Si l’assistance internationale a été décriée lorsqu’elle venait de grandes puissances comme la Russie et la Chine et qu’on a parlé à son sujet de la « diplomatie médicale », on ne saurait en faire le procès dans le cas de Cuba tant il est évident que ce pays pratique une solidarité désintéressée. En quinze ans, ce sont plus de 9 000 professionnels de la santé qui ont participé à une soixantaine de missions effectuées par les Brigades Henry Reeve dans 46 États et 5 territoires. On estime que ces professionnels de la santé ont dispensé des soins à plus de quatre millions de personnes et sauvé près de 100 000 vies. Ce bilan tant qualitatif que quantitatif aurait dû mériter, en temps normal, aux Brigades médicales cubaines Henry Reeve une reconnaissance internationale qui n’est pas encore venue.

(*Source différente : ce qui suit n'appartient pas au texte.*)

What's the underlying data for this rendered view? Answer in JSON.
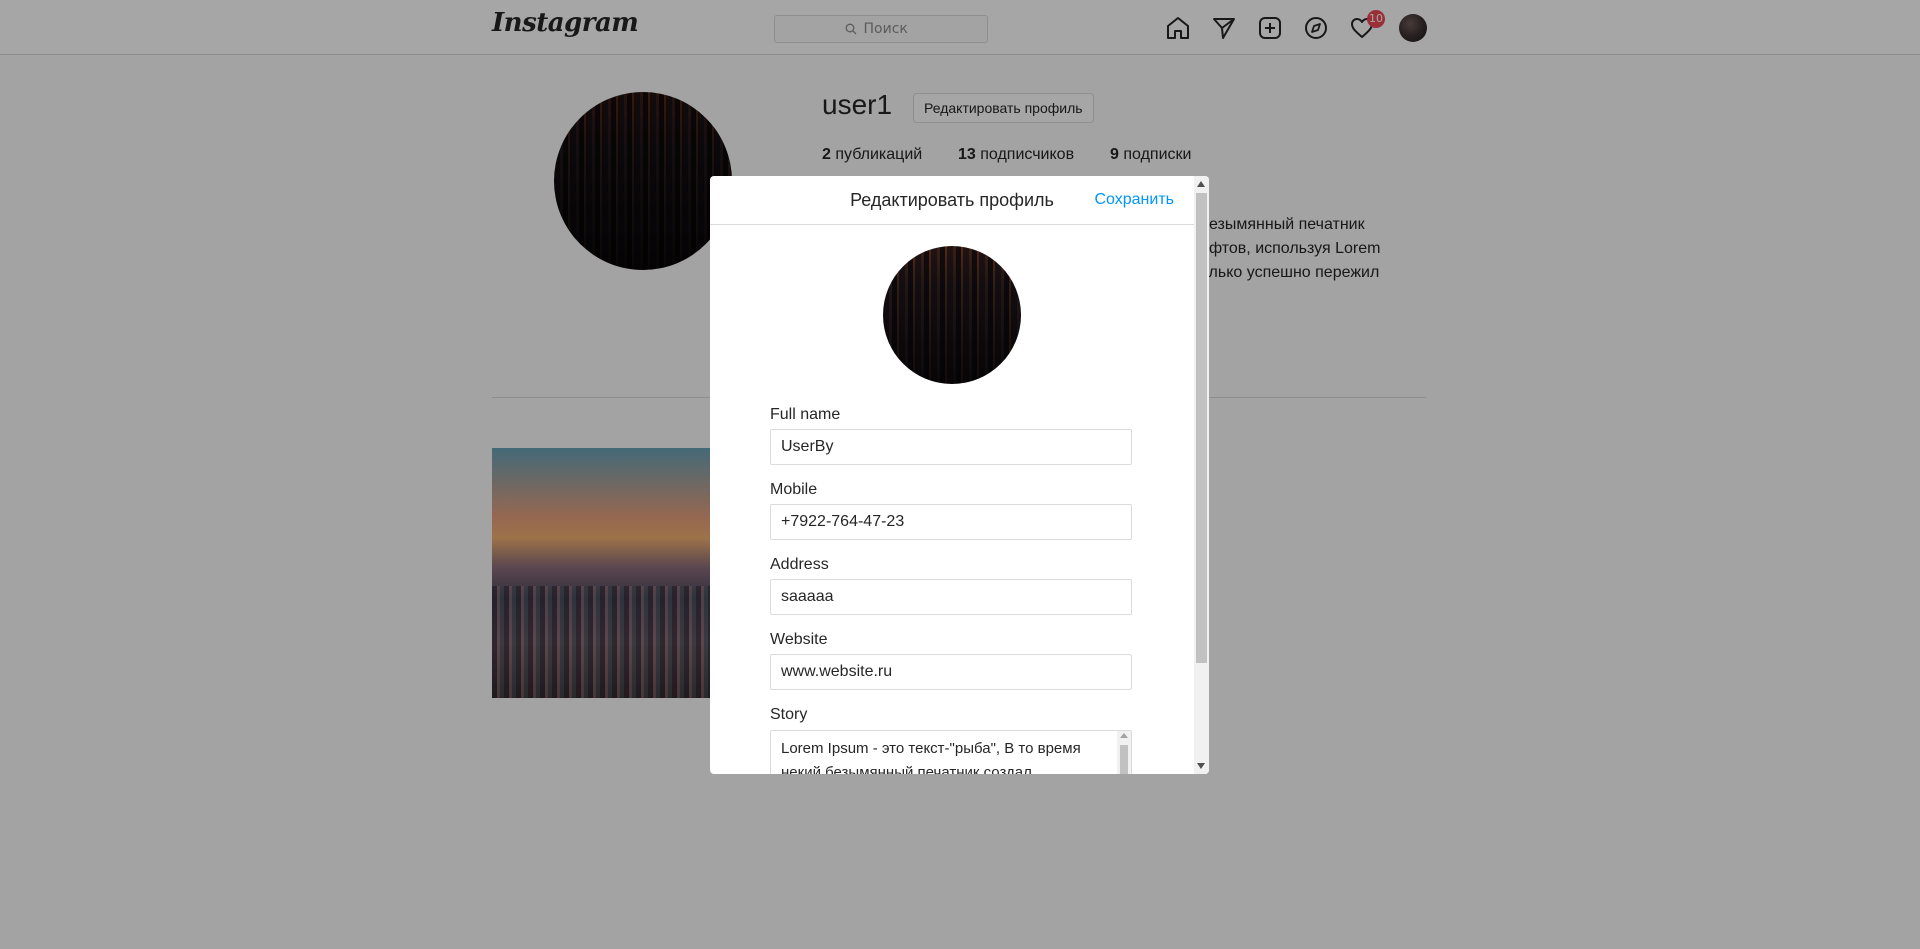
{
  "nav": {
    "logo": "Instagram",
    "search_placeholder": "Поиск",
    "notifications_count": "10",
    "icons": [
      "home-icon",
      "direct-icon",
      "new-post-icon",
      "explore-icon",
      "heart-icon"
    ]
  },
  "profile": {
    "username": "user1",
    "edit_button": "Редактировать профиль",
    "posts_count": "2",
    "posts_label": "публикаций",
    "followers_count": "13",
    "followers_label": "подписчиков",
    "following_count": "9",
    "following_label": "подписки",
    "bio_lines": [
      "безымянный печатник",
      "ифтов, используя Lorem",
      "олько успешно пережил"
    ]
  },
  "modal": {
    "title": "Редактировать профиль",
    "save_label": "Сохранить",
    "fields": {
      "full_name": {
        "label": "Full name",
        "value": "UserBy"
      },
      "mobile": {
        "label": "Mobile",
        "value": "+7922-764-47-23"
      },
      "address": {
        "label": "Address",
        "value": "saaaaa"
      },
      "website": {
        "label": "Website",
        "value": "www.website.ru"
      },
      "story": {
        "label": "Story",
        "value": "Lorem Ipsum - это текст-\"рыба\", В то время некий безымянный печатник создал"
      }
    }
  },
  "colors": {
    "accent": "#0095f6",
    "badge": "#ed4956",
    "border": "#dbdbdb",
    "overlay": "rgba(0,0,0,0.35)"
  }
}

En cette année 2020 où la planète entière affronte une redoutable pandémie dont les effets se prolongeront malheureusement en 2021 et sans doute au-delà, il nous semble que les Brigades Henry Reeve représentent l’organisation qui témoigne, par excellence, d’un extraordinaire engagement de solidarité internationale à travers des interventions humanitaires qui se font au nom de la promotion de la paix entre les nations, dans le respect des différences idéologiques, dans un souci de coexistence des peuples et dans une prise en charge directe des personnes victimes des séismes, qu’ils soient naturels ou fabriqués par l’homme.
En décernant en 2021 le Prix Nobel de la Paix aux Brigades Henry Reeve, le Comité des Prix Nobel apporterait son appui à un organisme qui a déployé, d’une manière exemplaire et sans discontinuer, auprès d’une cinquantaine de pays et territoires, un universalisme humanitaire depuis près de deux décennies. Cette lettre a voulu fournir les raisons qui militent en faveur de l’octroi du prix Nobel de la Paix 2021 aux Brigades médicales Henry Reeve.